Take control of your life and reap the benefits
Despite how valuable a carefully structured lifestyle can be to a college student, the prospect of getting organized is sometimes seen in a negative light. To many students, getting organized means giving up the freedom and spontaneity that make college so enjoyable. In most cases, this is a misconception. Let’s take a moment to separate the myths from the facts about getting organized:
- Being organized isn’t the same as being a neat freak. Being organized simply means knowing where important items are at all times. Your lecture notes can be under a pile of dirty laundry and pizza crusts - as long as you know where they are, you’re organized.
- Being organized doesn’t mean you have no time for fun. In fact, you may find that you have more time for fun. When you use time-management skills and make the most of the time you used to waste, you’ll free up time for leisure activities. Plus, when you’re organized, you’ll have the satisfaction of getting things done and achieving your goals.
- Being organized is only possible for some people. No one is born organized. Armed with the right knowledge and skills, almost anyone can transform their life from a state of chaos to a state of pristine order.
Getting organized doesn’t have to be difficult. In fact, it takes more effort to live a disorganized life, since you constantly face unexpected obstacles like having to search for missing items and rush to meet deadlines. Being disorganized is a mindset - and it’s one that can be changed. Make the following changes to how you live your life, and soon you’ll be on the path from chaos to success:
- Get a good sleep. When you’re rested, you’ll have more energy to devote to keeping your life organized.
- Don’t rush. Life isn’t a race. Get up early enough to shower, eat breakfast, pick out an outfit and collect your things before you head off to class. Always leave a few extra minutes to account for any unforeseen circumstances.
- Keep your environment clean. Avoid clutter in your place of residence, be it a dorm room or an apartment. Know where important items are at all times.

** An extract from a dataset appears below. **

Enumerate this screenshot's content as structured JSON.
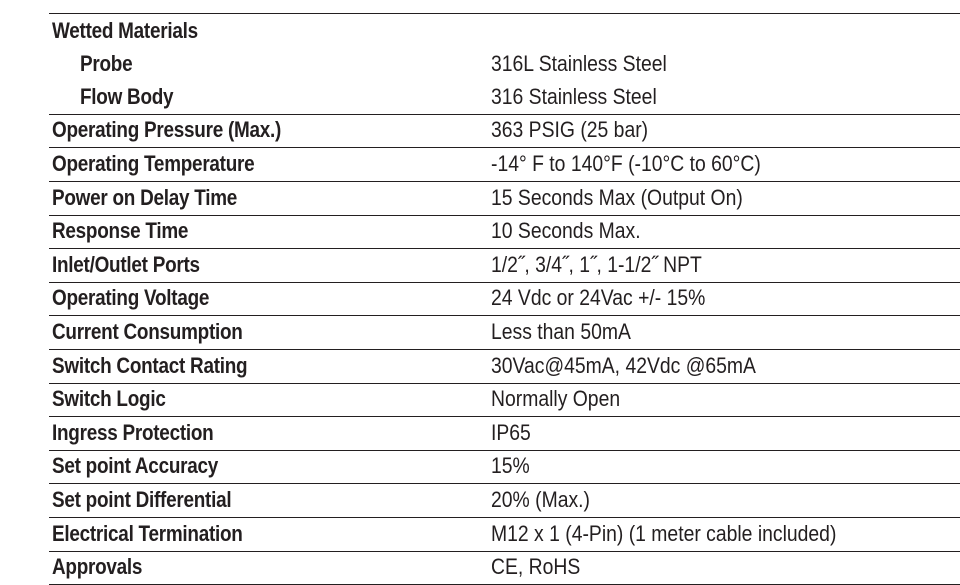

- Write everything down. This is especially important if you’re a forgetful person. Keep a notebook in which you write down every important detail of your life, such as homework assignments and group meeting times.
- Get help if you need it. Your professors and teaching assistants are there to help you understand course material. Use them if you need to. Your campus may also have a student services office that can give you valuable advice about living an organized life.
- Work hard, and then play hard. Reward yourself for maintaining an organized life. After a productive day, take some time to kick back and relax. Knowing that there’s a pot of gold at the end of the homework rainbow will help keep you motivated.